10 July 2024

Environment Secretary sets out plan as he meets water chiefs

10 July 2024

New Environment Secretary Steve Reed will set out reforms aimed at stopping the “unacceptable destruction of our waterways” as he meets all the water companies in England and Wales.

Mr Reed will meet with executives at a crunch point for embattled water firms, which are under fire over sewage pollution and leaks, their demands to be able to put up bills for investment in ageing infrastructure and the bonuses and dividends they have been paying out.

Among the reforms the new Environment Secretary is set to announce on Thursday are ensuring water infrastructure funding is ringfenced and can only been spent on upgrades, as well a a change of company rules to ensure customers are at the heart of the companies’ objectives, and that consumers have the power to summon bosses to meetings.

Mr Reed will meet the companies as Ofwat releases its draft decision on the water industry’s future spending plans, setting out how far England’s suppliers can raise consumer bills over the next five years and how much they can spend on updating their ageing infrastructure.

This unacceptable destruction of our waterways should never have been allowed, but change has now begun so it can never happen again.

Labour is casting its electoral win as a “reset moment” for the water industry according to a source close to Mr Reed, and it has promised to set out further plans to reform the sector in the coming weeks and months.

The Environment Secretary has meanwhile promised to “never look the other way while water companies pump sewage into our rivers, lakes and seas”.

Mr Reed added: “This unacceptable destruction of our waterways should never have been allowed, but change has now begun so it can never happen again.

“Today I have announced significant steps to clean up the water industry to cut sewage pollution, protect customers and attract investment to upgrade its crumbling infrastructure.

“That change will take time. Over the coming weeks and months, this Government will outline further steps to reform the water sector and restore our rivers, lakes and seas to good health.”

For Thames Water, which is gripped by a funding crisis, Ofwat’s draft decision on Thursday could be crunch time.

The firm has 16 million customers in London and the Thames Valley region and its plans submitted to Ofwat propose raising their bills by 44% between now and 2030.

The average yearly bill for a Thames customer is £436 at the moment, but that would rise to £627 in five years under its plans before factoring in inflation.

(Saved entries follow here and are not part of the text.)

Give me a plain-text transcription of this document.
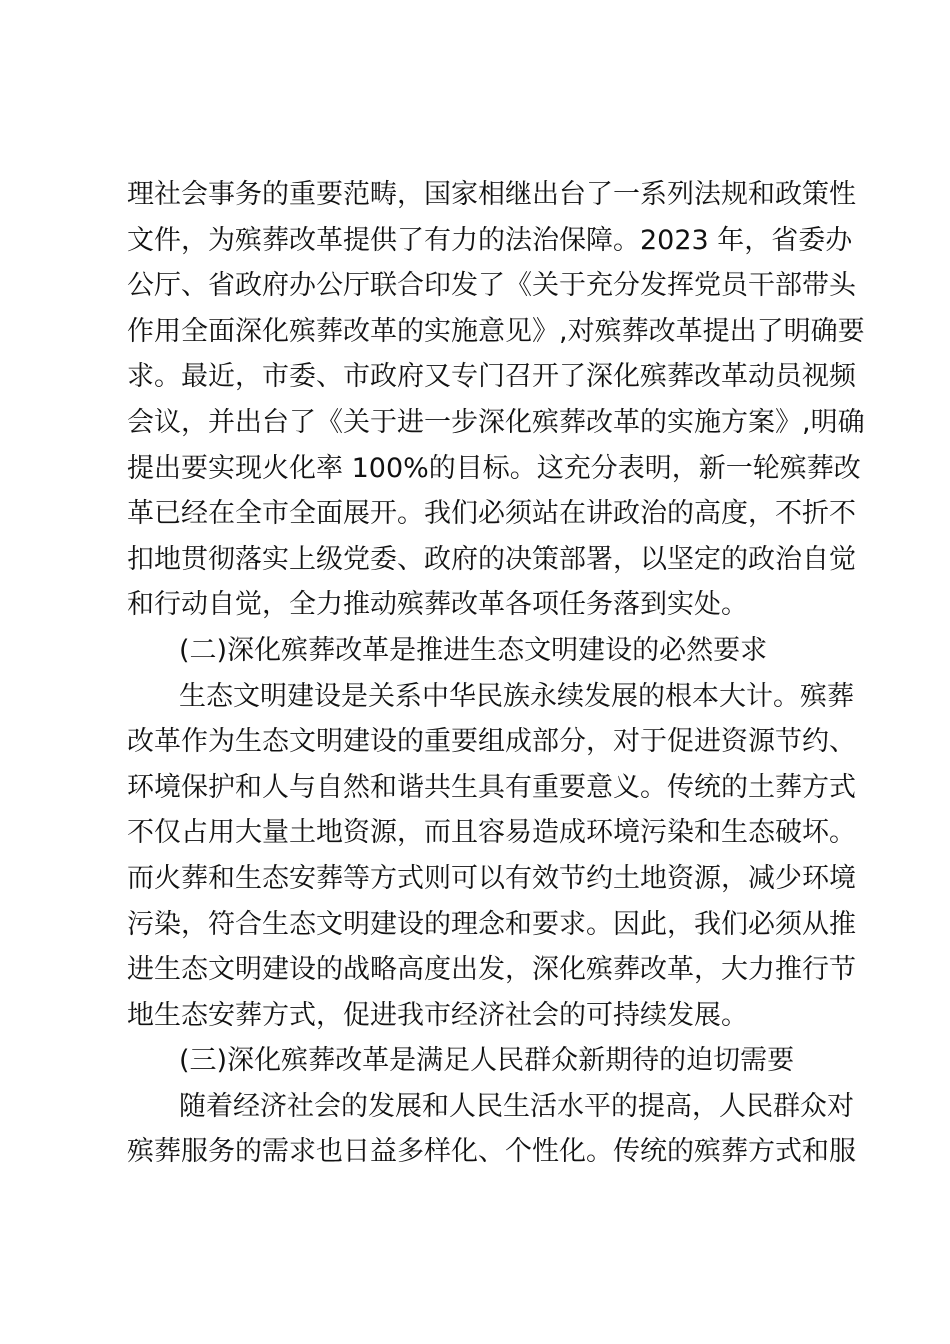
理社会事务的重要范畴，国家相继出台了一系列法规和政策性
文件，为殡葬改革提供了有力的法治保障。2023 年，省委办
公厅、省政府办公厅联合印发了《关于充分发挥党员干部带头
作用全面深化殡葬改革的实施意见》,对殡葬改革提出了明确要
求。最近，市委、市政府又专门召开了深化殡葬改革动员视频
会议，并出台了《关于进一步深化殡葬改革的实施方案》,明确
提出要实现火化率 100%的目标。这充分表明，新一轮殡葬改
革已经在全市全面展开。我们必须站在讲政治的高度，不折不
扣地贯彻落实上级党委、政府的决策部署，以坚定的政治自觉
和行动自觉，全力推动殡葬改革各项任务落到实处。
(二)深化殡葬改革是推进生态文明建设的必然要求
生态文明建设是关系中华民族永续发展的根本大计。殡葬
改革作为生态文明建设的重要组成部分，对于促进资源节约、
环境保护和人与自然和谐共生具有重要意义。传统的土葬方式
不仅占用大量土地资源，而且容易造成环境污染和生态破坏。
而火葬和生态安葬等方式则可以有效节约土地资源，减少环境
污染，符合生态文明建设的理念和要求。因此，我们必须从推
进生态文明建设的战略高度出发，深化殡葬改革，大力推行节
地生态安葬方式，促进我市经济社会的可持续发展。
(三)深化殡葬改革是满足人民群众新期待的迫切需要
随着经济社会的发展和人民生活水平的提高，人民群众对
殡葬服务的需求也日益多样化、个性化。传统的殡葬方式和服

The bills hike will help it fund £19.8 billion of improvements to its network of drains, sewers and reservoirs.

It has also asked Ofwat to lower the amount it fines the water company for incidents such as sewage spills and leakages.

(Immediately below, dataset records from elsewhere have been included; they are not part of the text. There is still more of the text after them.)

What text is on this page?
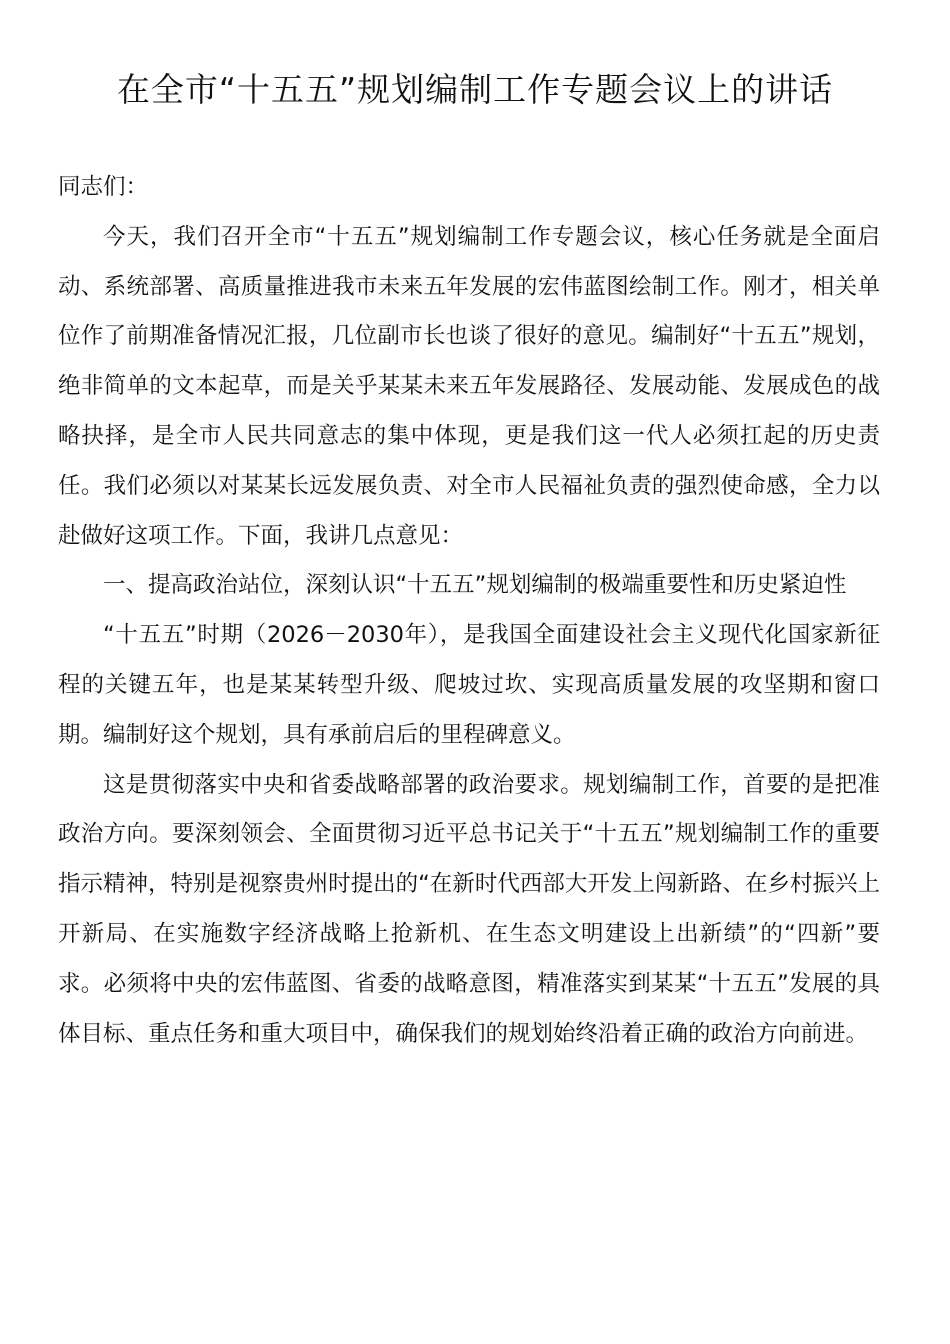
在全市“十五五”规划编制工作专题会议上的讲话

同志们：

今天，我们召开全市“十五五”规划编制工作专题会议，核心任务就是全面启动、系统部署、高质量推进我市未来五年发展的宏伟蓝图绘制工作。刚才，相关单位作了前期准备情况汇报，几位副市长也谈了很好的意见。编制好“十五五”规划，绝非简单的文本起草，而是关乎某某未来五年发展路径、发展动能、发展成色的战略抉择，是全市人民共同意志的集中体现，更是我们这一代人必须扛起的历史责任。我们必须以对某某长远发展负责、对全市人民福祉负责的强烈使命感，全力以赴做好这项工作。下面，我讲几点意见：

一、提高政治站位，深刻认识“十五五”规划编制的极端重要性和历史紧迫性

“十五五”时期（2026－2030年），是我国全面建设社会主义现代化国家新征程的关键五年，也是某某转型升级、爬坡过坎、实现高质量发展的攻坚期和窗口期。编制好这个规划，具有承前启后的里程碑意义。

这是贯彻落实中央和省委战略部署的政治要求。规划编制工作，首要的是把准政治方向。要深刻领会、全面贯彻习近平总书记关于“十五五”规划编制工作的重要指示精神，特别是视察贵州时提出的“在新时代西部大开发上闯新路、在乡村振兴上开新局、在实施数字经济战略上抢新机、在生态文明建设上出新绩”的“四新”要求。必须将中央的宏伟蓝图、省委的战略意图，精准落实到某某“十五五”发展的具体目标、重点任务和重大项目中，确保我们的规划始终沿着正确的政治方向前进。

Thames warned on Tuesday that it has only enough money to last it until the end of May 2025 before it goes out of business.

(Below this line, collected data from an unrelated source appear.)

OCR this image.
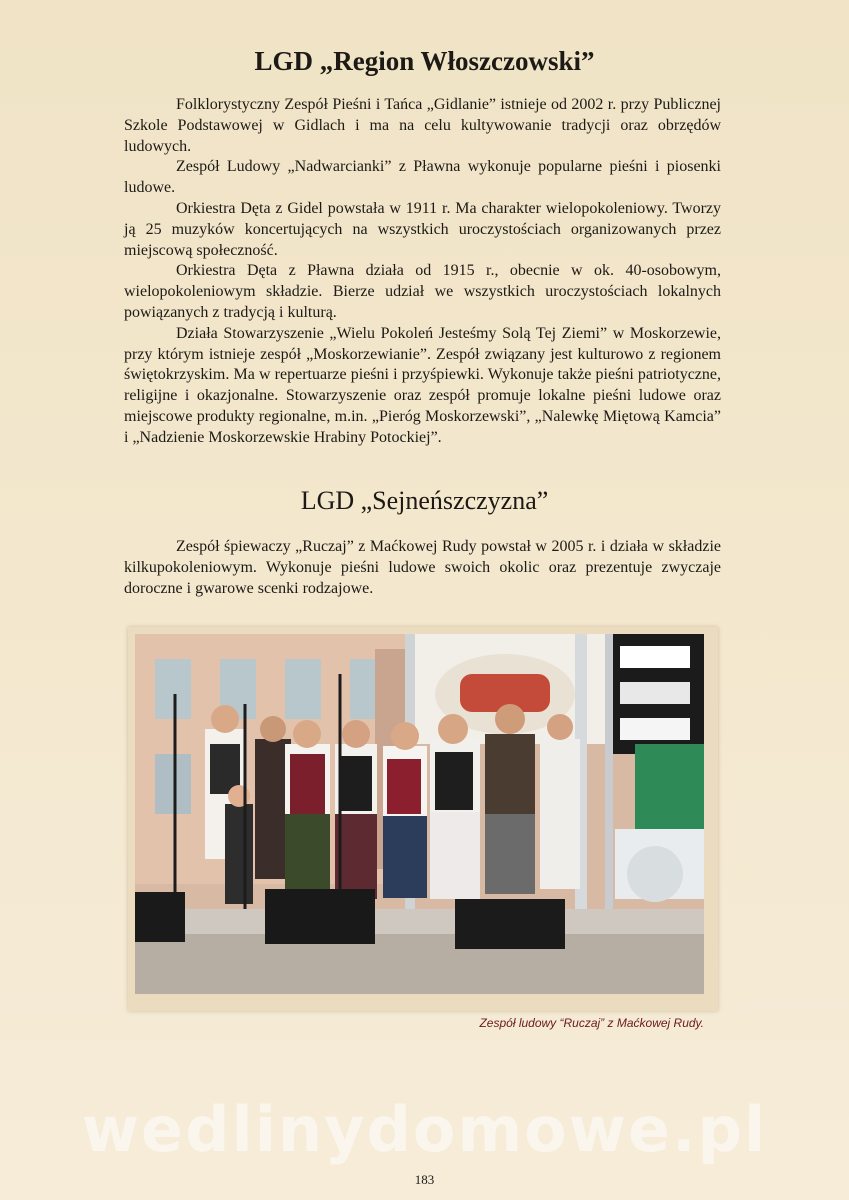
LGD „Region Włoszczowski”

Folklorystyczny Zespół Pieśni i Tańca „Gidlanie” istnieje od 2002 r. przy Publicznej Szkole Podstawowej w Gidlach i ma na celu kultywowanie tradycji oraz obrzędów ludowych.

Zespół Ludowy „Nadwarcianki” z Pławna wykonuje popularne pieśni i piosenki ludowe.

Orkiestra Dęta z Gidel powstała w 1911 r. Ma charakter wielopokoleniowy. Tworzy ją 25 muzyków koncertujących na wszystkich uroczystościach organizowanych przez miejscową społeczność.

Orkiestra Dęta z Pławna działa od 1915 r., obecnie w ok. 40-osobowym, wielopokoleniowym składzie. Bierze udział we wszystkich uroczystościach lokalnych powiązanych z tradycją i kulturą.

Działa Stowarzyszenie „Wielu Pokoleń Jesteśmy Solą Tej Ziemi” w Moskorzewie, przy którym istnieje zespół „Moskorzewianie”. Zespół związany jest kulturowo z regionem świętokrzyskim. Ma w repertuarze pieśni i przyśpiewki. Wykonuje także pieśni patriotyczne, religijne i okazjonalne. Stowarzyszenie oraz zespół promuje lokalne pieśni ludowe oraz miejscowe produkty regionalne, m.in. „Pieróg Moskorzewski”, „Nalewkę Miętową Kamcia” i „Nadzienie Moskorzewskie Hrabiny Potockiej”.

LGD „Sejneńszczyzna”

Zespół śpiewaczy „Ruczaj” z Maćkowej Rudy powstał w 2005 r. i działa w składzie kilkupokoleniowym. Wykonuje pieśni ludowe swoich okolic oraz prezentuje zwyczaje doroczne i gwarowe scenki rodzajowe.

Zespół ludowy “Ruczaj” z Maćkowej Rudy.
wedlinydomowe.pl
183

The water firm is drowning in more than £15 billion of debt, and said on Tuesday that it needs fresh investment in the coming months to keep it afloat.

Already, existing shareholders pulled the plug on £500 million-worth of emergency funding in March. Thames said Ofwat’s initial assessments of its business plan had made the company “uninvestible”.

If it ultimately fails to attract fresh funding, Thames’ fraying finances will present Sir Keir Starmer’s newly elected Labour Government with a significant industrial crisis.

A blueprint codenamed Project Timber was being drawn up in Whitehall in the spring, according to reports, which could see the company effectively nationalised.

Ofwat’s ruling on Thursday is only a draft decision, and kicks off a period of negotiation until its final verdict in December.

But the regulator has rarely made major deviations between its draft and final rulings in previous years, meaning Thursday’s statement will give all parties an indication of how lenient it is likely to be later on.

The draft decision comes against a backdrop of public anger over the water companies and their role in the degraded state of the country’s rivers, lakes and coastal waters, which are facing a perfect storm of creaking water infrastructure, intensive farming, a growing population and climate change.

Not a single river in England is considered to be in good overall health, and beauty spots including Windermere in the Lake District have been hit by sewage spills.

Figures released earlier this year showed storm overflows – which release untreated wastewater into rivers and seas when there is heavy rain to prevent sewers becoming overwhelmed – dumped sewage into the environment for more than 3.6 million hours in 2023.

The releases are legal, but the environmental watchdog, the Office for Environmental Protection, is investigating the Environment Department (Defra), the Environment Agency and regulator Ofwat over possible failures in regulating sewer overflows.

They are concerned that discharges have been permitted more often than the “exceptional circumstances” allowed by law.

Water utilities have also been hit by large fines for illegal pollution in recent years, with a record £90 million handed to Southern Water in 2021 for 6,971 unpermitted sewage discharges.

Other companies including Thames Water, Severn Trent, South West Water and Yorkshire Water have been handed fines that ran into the millions for massive, damaging or repeated pollution incidents.